Three years ago, policymakers were optimistic that lawmakers would renew the act, which provides federal funding to support career and technical education at the state and local levels. But disagreements about funding and accountability provisions sank the bill. Despite emerging evidence that investment in CTE programing pays off, funding for the act has been falling in real terms over time. President Donald Trump’s new budget priorities—which propose funding Perkins at steady levels—do not invest heavily enough for the career and technical education students deserve.
This is where Secretary DeVos comes in. Her focus on school choice is right in line with CTE programming. Many CTE-themed schools and programs nationwide offer students a chance to attend a school other than the one residentially assigned. Exercising such opportunities for applied learning helps signal to traditional high schools that students want and need more from career education. As DeVos continues to advocate for choice to lawmakers, she should voice CTE’s benefits and advocate for the Perkins Act’s renewal.
Such a reauthorization could reinvigorate an education and workforce-development policy that is already ascendant in the era of college and career readiness. State policymakers and practitioners are focused on making school more relevant by enhancing applied coursework in CTE areas and growing career pathways for work-based learning and postsecondary education.

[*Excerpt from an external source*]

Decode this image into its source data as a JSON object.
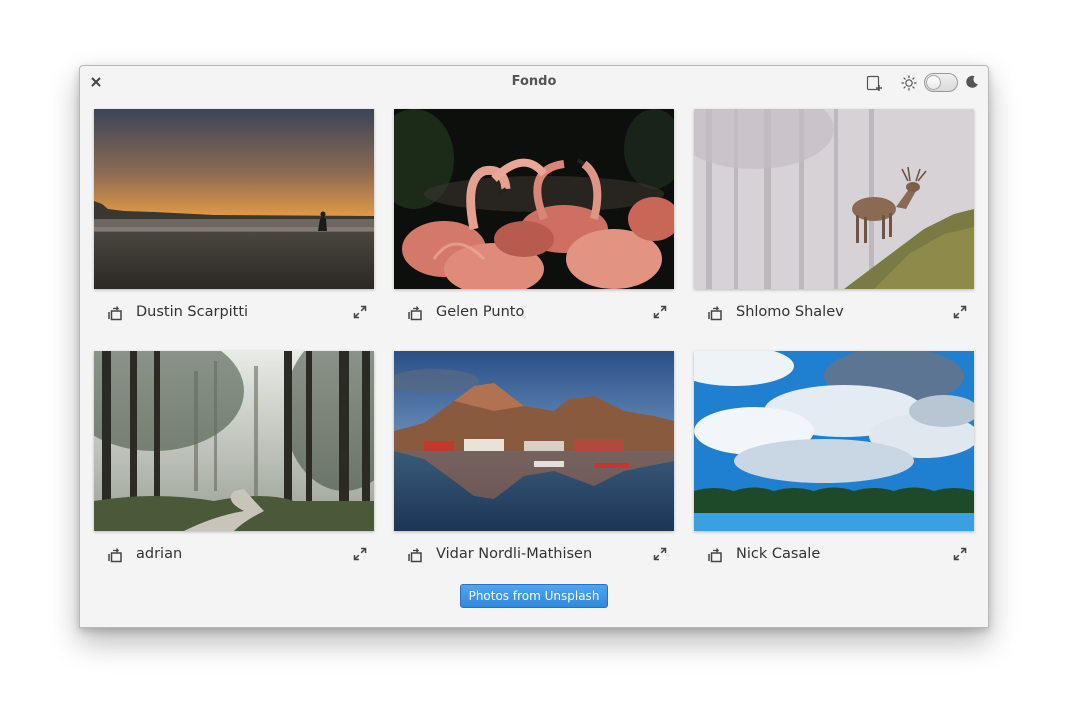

They understand CTE’s potential to improve employability and economic development.
Reauthorizing the act is also an opportunity to inject measurement and accountability expectations into such education, where mandates are weak. Currently, there are not consistent expectations about collecting data on CTE program quality or alignment with workforce needs.
DeVos should stand behind the Perkins Act’s reauthorization—a real opportunity to do the education system good.

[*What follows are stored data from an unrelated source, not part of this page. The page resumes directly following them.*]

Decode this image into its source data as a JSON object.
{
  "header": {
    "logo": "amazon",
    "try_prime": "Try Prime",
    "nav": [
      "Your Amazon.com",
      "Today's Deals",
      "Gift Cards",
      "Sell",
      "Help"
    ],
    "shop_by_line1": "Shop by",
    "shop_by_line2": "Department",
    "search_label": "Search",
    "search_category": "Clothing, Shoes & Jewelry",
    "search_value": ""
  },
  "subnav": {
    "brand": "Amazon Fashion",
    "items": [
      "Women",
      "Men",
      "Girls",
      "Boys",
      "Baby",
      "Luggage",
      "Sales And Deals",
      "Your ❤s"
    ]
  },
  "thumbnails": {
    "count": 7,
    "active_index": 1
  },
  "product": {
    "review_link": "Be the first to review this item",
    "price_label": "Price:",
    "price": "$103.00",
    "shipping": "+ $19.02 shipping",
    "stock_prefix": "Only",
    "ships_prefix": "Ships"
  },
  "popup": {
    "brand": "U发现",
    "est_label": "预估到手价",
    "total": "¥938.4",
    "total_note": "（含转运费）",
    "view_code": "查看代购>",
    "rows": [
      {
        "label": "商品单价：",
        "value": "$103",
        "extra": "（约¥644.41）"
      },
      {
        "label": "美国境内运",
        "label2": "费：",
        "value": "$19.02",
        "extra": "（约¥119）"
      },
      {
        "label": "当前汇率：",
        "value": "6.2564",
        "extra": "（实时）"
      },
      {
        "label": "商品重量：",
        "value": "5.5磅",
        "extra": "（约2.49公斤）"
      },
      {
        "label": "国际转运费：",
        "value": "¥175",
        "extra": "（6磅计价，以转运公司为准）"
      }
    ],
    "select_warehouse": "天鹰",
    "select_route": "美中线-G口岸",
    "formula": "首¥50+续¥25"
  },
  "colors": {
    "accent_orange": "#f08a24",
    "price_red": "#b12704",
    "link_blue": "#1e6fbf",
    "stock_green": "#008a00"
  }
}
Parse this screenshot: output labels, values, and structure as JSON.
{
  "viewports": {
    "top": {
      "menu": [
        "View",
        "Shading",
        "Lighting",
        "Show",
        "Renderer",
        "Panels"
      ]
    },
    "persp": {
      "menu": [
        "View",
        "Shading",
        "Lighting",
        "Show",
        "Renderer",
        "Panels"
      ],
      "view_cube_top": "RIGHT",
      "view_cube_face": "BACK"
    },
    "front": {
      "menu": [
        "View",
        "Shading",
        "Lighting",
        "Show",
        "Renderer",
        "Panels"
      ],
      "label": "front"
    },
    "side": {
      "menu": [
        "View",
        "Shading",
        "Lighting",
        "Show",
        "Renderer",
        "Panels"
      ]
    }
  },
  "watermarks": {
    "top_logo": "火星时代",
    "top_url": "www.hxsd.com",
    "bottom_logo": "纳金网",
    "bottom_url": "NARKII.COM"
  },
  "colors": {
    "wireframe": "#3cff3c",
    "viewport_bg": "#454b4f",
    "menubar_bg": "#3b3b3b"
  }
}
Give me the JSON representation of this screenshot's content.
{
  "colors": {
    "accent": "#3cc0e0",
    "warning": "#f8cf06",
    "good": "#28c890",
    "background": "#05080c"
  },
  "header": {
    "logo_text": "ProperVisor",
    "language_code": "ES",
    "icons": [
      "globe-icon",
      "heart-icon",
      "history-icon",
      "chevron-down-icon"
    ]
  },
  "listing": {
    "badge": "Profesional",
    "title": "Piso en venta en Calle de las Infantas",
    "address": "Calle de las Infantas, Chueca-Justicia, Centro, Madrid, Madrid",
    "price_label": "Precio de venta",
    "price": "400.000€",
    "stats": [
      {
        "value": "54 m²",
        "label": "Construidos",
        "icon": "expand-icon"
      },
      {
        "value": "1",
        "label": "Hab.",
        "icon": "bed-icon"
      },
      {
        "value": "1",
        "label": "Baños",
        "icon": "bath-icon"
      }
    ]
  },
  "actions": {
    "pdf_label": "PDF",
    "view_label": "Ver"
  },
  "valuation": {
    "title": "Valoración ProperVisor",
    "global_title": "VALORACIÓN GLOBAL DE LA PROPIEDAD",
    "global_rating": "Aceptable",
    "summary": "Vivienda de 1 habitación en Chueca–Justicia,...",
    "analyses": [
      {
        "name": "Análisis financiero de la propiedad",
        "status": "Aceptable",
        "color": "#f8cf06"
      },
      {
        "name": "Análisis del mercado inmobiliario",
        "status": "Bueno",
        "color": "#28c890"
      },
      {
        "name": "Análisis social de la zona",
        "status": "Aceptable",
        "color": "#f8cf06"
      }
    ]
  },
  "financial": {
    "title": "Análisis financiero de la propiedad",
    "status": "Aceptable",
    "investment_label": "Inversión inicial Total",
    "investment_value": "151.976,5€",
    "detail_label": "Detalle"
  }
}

Shaun M. Dougherty is an assistant professor of education and public policy at the University of Connecticut.
Lack of Choice
As the national voice for education and an advocate for school choice, the most important thing Betsy DeVos should do in her role is to educate herself about the value of traditional public schools and to treat them as another option, equal in importance to charter, for-profit, religious, and online schools.
The idea of choice takes for granted the fact that, no matter how many kinds of schools are offered, some children simply do not have a choice. Challenges of proximity, transportation, and overall affordability (even with voucher programs) narrow the options for many students. That lack of choice should not be a disadvantage.

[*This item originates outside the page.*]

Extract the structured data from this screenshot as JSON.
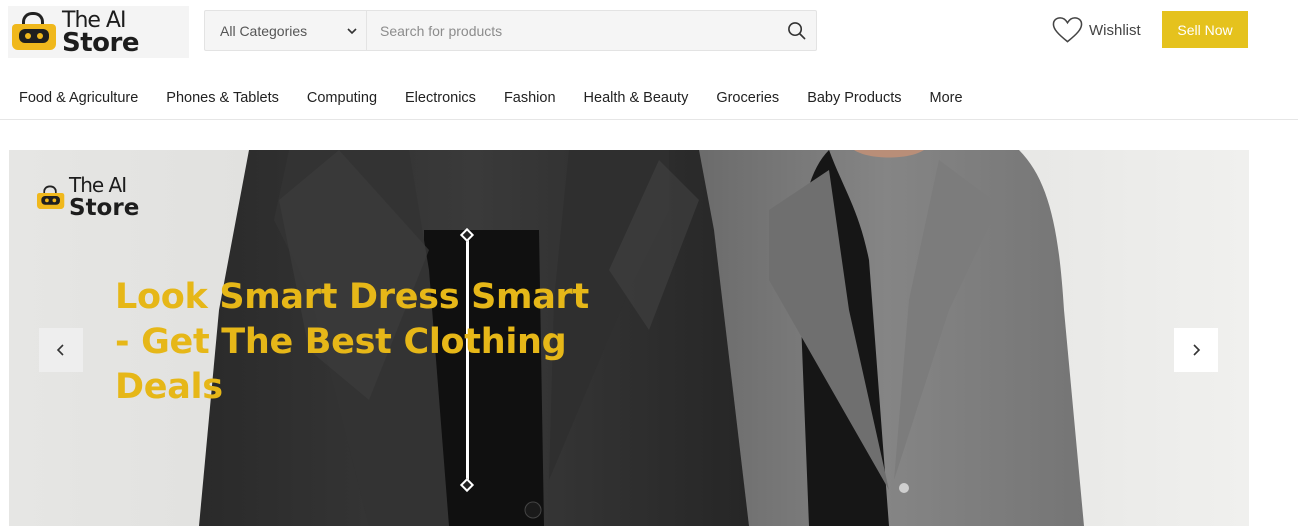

Often, when we bring community members into schools, we hear the same questions: Why are two schools—located less than 5 miles apart—so vastly different? How is the divide so stark? What do schools need more of?
Betsy DeVos, in her role as education secretary, should be questioning those disparities, understanding the inequities and challenges, and investing in public schools so that schools and systems have the same autonomy as charters and private schools to make necessary improvements.
DeVos would benefit from spending more time in public schools to understand the value of this critical institution. This kind of firsthand involvement is the foundation of our success at Boston Partners in Education. We’ve seen that when people come into classrooms and mentor students on a weekly basis, they become connected to the schools they serve. They see the potential for excellence, and DeVos could widen her perspective in much the same way.
Investing in public school systems, not dismissing them, is the key to improving access to quality education and closing the opportunity gap for future generations.
Erin McGrath is the executive director of Boston Partners in Education, a nonprofit that pairs volunteer mentors with public school students.